If you’ve worked with me, you’ll hear me say something to the effect of “Baby steps in the right direction” (basically another variant of “Rome wasn’t built in a day”). Sometimes a project seems large and daunting and there is insufficient time, budget or consensus. Sometimes, the best course of action is simply to start. After 18 years, many of these “small starts” have turned into whole new ways of doing business; that’s satisfying when looking in the rear-view mirror.

What’s your favorite song/musician?

I like every genre under the sun. I like Sinatra, the Beatles, Fleetwood Mac, Eminem and Bruno Mars. I’ve crowd-surfed at a Beastie Boys concert (many years ago, obviously…) and sang Reggae on stage with the band more recently. Right now, I am seeking a great Jazz bar if anyone has suggestions.

What’s the biggest difference you see between our industry today and when you started?
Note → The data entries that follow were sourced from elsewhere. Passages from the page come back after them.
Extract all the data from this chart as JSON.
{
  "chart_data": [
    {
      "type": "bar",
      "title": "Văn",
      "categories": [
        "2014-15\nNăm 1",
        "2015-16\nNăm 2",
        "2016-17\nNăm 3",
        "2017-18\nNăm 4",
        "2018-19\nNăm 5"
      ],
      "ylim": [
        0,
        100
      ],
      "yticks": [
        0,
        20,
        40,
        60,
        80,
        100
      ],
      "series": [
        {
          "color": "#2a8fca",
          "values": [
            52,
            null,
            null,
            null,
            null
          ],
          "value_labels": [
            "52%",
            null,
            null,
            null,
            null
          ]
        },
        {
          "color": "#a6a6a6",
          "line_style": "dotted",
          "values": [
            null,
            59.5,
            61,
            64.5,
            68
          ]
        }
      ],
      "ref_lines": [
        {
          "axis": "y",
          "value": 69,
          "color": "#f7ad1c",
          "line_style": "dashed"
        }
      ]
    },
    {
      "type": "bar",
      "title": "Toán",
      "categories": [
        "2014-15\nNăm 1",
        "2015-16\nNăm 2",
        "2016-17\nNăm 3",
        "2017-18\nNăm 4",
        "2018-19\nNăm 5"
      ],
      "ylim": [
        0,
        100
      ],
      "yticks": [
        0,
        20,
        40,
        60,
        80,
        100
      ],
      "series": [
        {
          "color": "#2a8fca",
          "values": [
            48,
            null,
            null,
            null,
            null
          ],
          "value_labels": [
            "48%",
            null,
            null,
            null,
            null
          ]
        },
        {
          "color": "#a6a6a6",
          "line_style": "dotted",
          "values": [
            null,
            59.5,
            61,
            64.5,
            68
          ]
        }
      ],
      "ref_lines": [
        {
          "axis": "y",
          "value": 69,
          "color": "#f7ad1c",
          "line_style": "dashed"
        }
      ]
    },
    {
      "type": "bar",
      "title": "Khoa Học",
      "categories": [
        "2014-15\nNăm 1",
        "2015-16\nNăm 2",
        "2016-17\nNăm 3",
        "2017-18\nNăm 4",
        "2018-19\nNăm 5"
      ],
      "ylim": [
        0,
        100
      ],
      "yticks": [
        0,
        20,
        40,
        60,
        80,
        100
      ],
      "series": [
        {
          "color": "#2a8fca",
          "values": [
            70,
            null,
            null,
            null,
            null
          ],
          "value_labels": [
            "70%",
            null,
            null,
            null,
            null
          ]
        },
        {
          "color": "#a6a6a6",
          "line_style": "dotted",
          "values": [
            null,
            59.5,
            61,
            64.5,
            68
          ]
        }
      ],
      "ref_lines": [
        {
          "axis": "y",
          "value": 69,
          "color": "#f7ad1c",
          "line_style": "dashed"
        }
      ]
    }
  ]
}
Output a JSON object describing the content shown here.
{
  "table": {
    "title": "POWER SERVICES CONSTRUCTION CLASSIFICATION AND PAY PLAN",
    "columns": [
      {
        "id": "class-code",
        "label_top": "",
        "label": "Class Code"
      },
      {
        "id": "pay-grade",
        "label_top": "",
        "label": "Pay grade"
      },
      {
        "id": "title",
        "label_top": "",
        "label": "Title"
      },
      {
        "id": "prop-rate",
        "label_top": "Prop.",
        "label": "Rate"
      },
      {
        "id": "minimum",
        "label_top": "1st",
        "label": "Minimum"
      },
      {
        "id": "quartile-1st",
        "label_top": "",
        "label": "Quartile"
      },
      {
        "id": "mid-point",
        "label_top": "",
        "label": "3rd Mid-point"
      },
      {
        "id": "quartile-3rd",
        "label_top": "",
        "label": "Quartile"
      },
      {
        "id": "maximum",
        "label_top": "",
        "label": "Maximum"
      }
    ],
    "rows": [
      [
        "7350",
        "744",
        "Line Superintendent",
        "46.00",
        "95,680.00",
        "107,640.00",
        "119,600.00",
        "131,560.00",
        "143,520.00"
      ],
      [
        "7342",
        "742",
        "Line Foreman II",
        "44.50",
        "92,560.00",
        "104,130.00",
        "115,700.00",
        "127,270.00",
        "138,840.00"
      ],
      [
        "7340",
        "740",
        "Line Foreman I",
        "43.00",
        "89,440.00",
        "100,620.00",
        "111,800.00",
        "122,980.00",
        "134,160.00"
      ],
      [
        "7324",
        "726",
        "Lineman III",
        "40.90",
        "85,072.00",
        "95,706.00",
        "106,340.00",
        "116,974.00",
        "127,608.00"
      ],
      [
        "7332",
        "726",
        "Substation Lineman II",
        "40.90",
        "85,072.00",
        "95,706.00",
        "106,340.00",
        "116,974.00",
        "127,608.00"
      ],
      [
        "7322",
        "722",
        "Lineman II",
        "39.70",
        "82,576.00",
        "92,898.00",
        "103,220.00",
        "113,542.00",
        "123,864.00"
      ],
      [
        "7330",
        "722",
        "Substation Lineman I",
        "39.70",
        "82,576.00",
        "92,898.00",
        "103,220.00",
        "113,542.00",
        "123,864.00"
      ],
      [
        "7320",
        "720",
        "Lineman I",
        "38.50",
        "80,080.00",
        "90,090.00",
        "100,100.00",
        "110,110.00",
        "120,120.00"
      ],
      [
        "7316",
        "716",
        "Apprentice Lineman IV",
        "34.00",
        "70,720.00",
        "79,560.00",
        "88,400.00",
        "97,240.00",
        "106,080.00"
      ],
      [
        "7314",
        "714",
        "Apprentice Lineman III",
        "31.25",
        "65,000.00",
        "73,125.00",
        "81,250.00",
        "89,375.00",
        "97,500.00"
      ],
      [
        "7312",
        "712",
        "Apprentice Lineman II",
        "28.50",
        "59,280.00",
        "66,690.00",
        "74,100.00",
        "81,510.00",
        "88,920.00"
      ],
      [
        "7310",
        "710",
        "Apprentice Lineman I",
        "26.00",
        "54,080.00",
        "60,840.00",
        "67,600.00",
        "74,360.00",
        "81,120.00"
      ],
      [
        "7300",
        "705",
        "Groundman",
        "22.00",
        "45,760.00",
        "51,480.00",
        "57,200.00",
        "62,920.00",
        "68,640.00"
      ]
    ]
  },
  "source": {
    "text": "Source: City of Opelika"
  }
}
There are two big sea-changes: One has to be technology—when I joined, we rolled out our first nationwide Internet-based property operations system and thought we were done! Today, our technology infrastructure is extensive and automates nearly every function, whether resident-facing or supporting overhead. It certainly makes increased scale and complexity of operations efficient.

The other is the customer demographic—as renting by choice grows, everything has changed.  We have communities that cater to families, empty nesters or folks who work from home, and this impacts decisions on location, common areas, unit size and mix, retail, parking—you name it!